In most cases divorce is a difficult process. There are usually multiple matters that need to be addressed. The division of property can be complicated, particularly in the case of military divorce where military retirement pay is concerned. The laws regarding matters such as these are not set in stone and can change. The U.S. Supreme Court recent heard a case on military pay and will rule on it later this year.

The Case

The case involves a couple who ended their marriage in 1991. At the time of the divorce they agreed that the wife was entitled to half of her ex's military pay. This arrangement apparently continued until 2005 when the former husband decided to take disability benefits-which are not taxable-in exchange for waiving a portion of his retirement pay. This change altered the amount of benefit each individual received, lowering the ex-wife's and raising the ex-husband's.
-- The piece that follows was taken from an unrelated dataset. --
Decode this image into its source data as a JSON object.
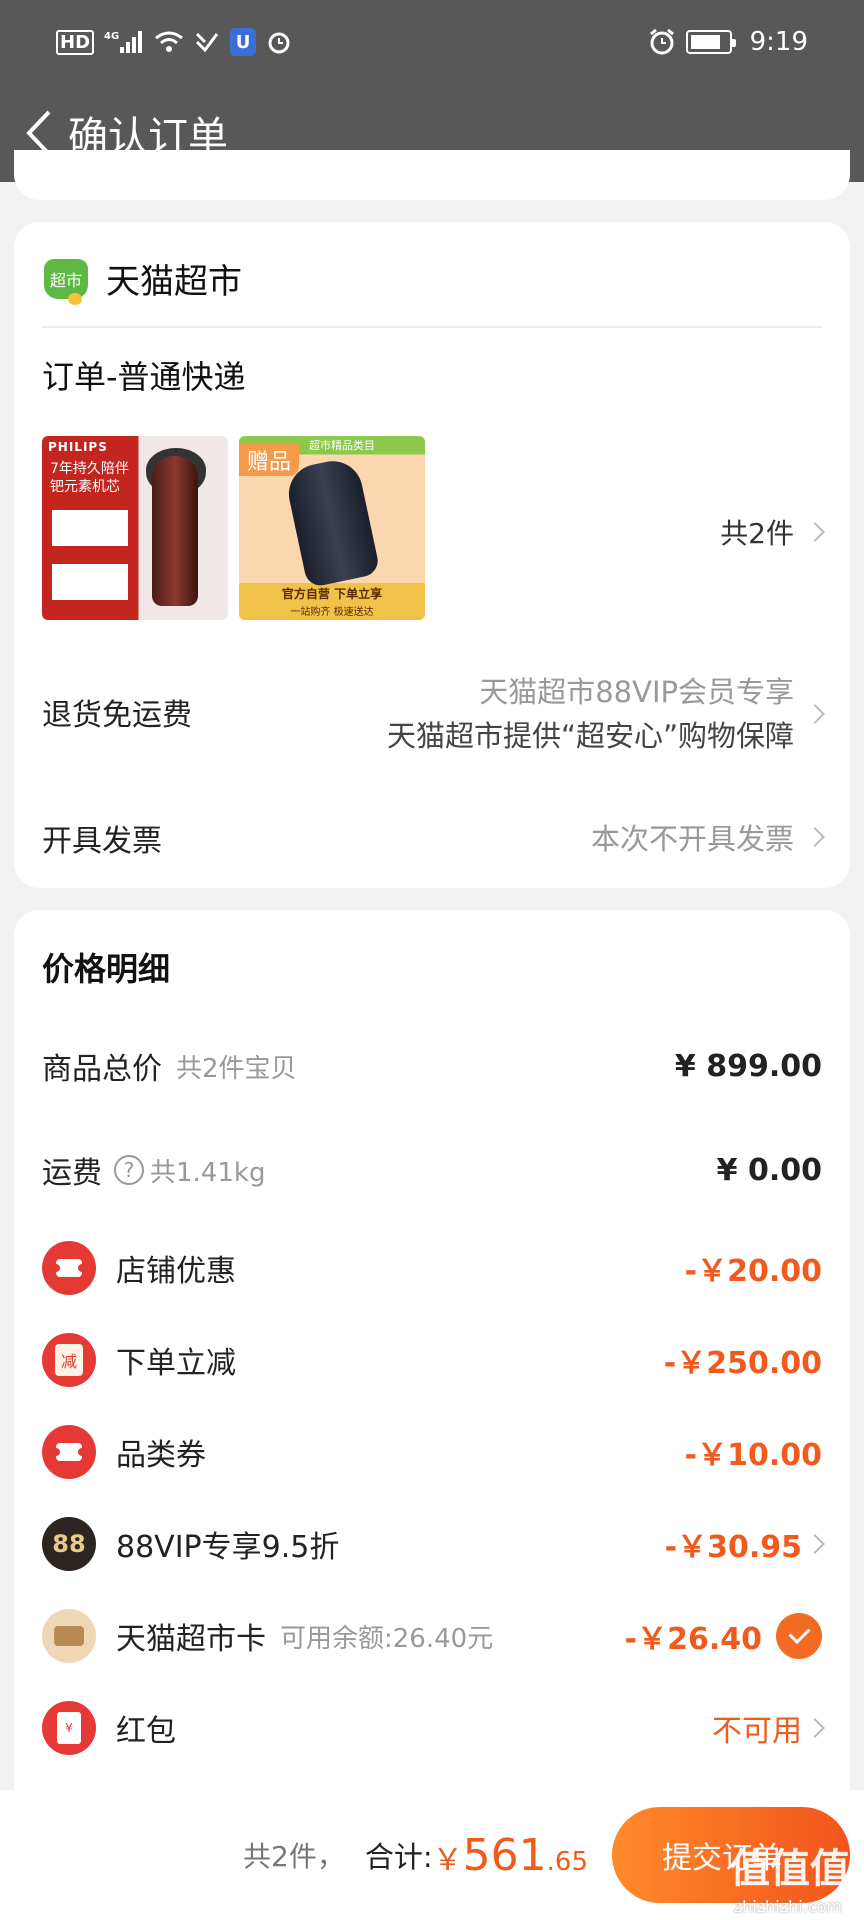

Unsurprisingly, the ex-wife took legal action to try to get the amount she previously received as well as the money that she missed.

The Uniformed Services Former Spouses' Protection Act

The relevant law in this case is the Uniformed Services Former Spouses' Protection Act. The federal law allows state courts to determine whether the "disposable retired pay" is property of the service member and his or her spouse or just the service member. The state court that ruled on the woman's case found that she should be reimbursed for the lower payments received in the past and going forward was entitled to the amount she had previously received each month. The ex-husband appealed.

At issue is the intent behind the USFSPA and how states should apply it and the definition of "disposable retired pay" is an important element of this case. The ex-husband alleges that because it is defined as what is left of his retired pay after his disability benefits are subtracted, she is not entitled to the money she seeks. Among other things, his ex-wife claims that at the point of the divorce settlement, she agreed to short-term alimony in anticipation of the receipt of half of her ex's retirement pay and would not have done so if she'd known the retirement pay would later decrease.

How this case will be decided remains to be seen. Its outcome is important because it could impact many divorces that involve current of former members of the military. Regardless of the outcome of this case, military divorces can be complex. Because getting a fair settlement in situations such as these is so important it is generally advisable to work with a knowledgeable lawyer.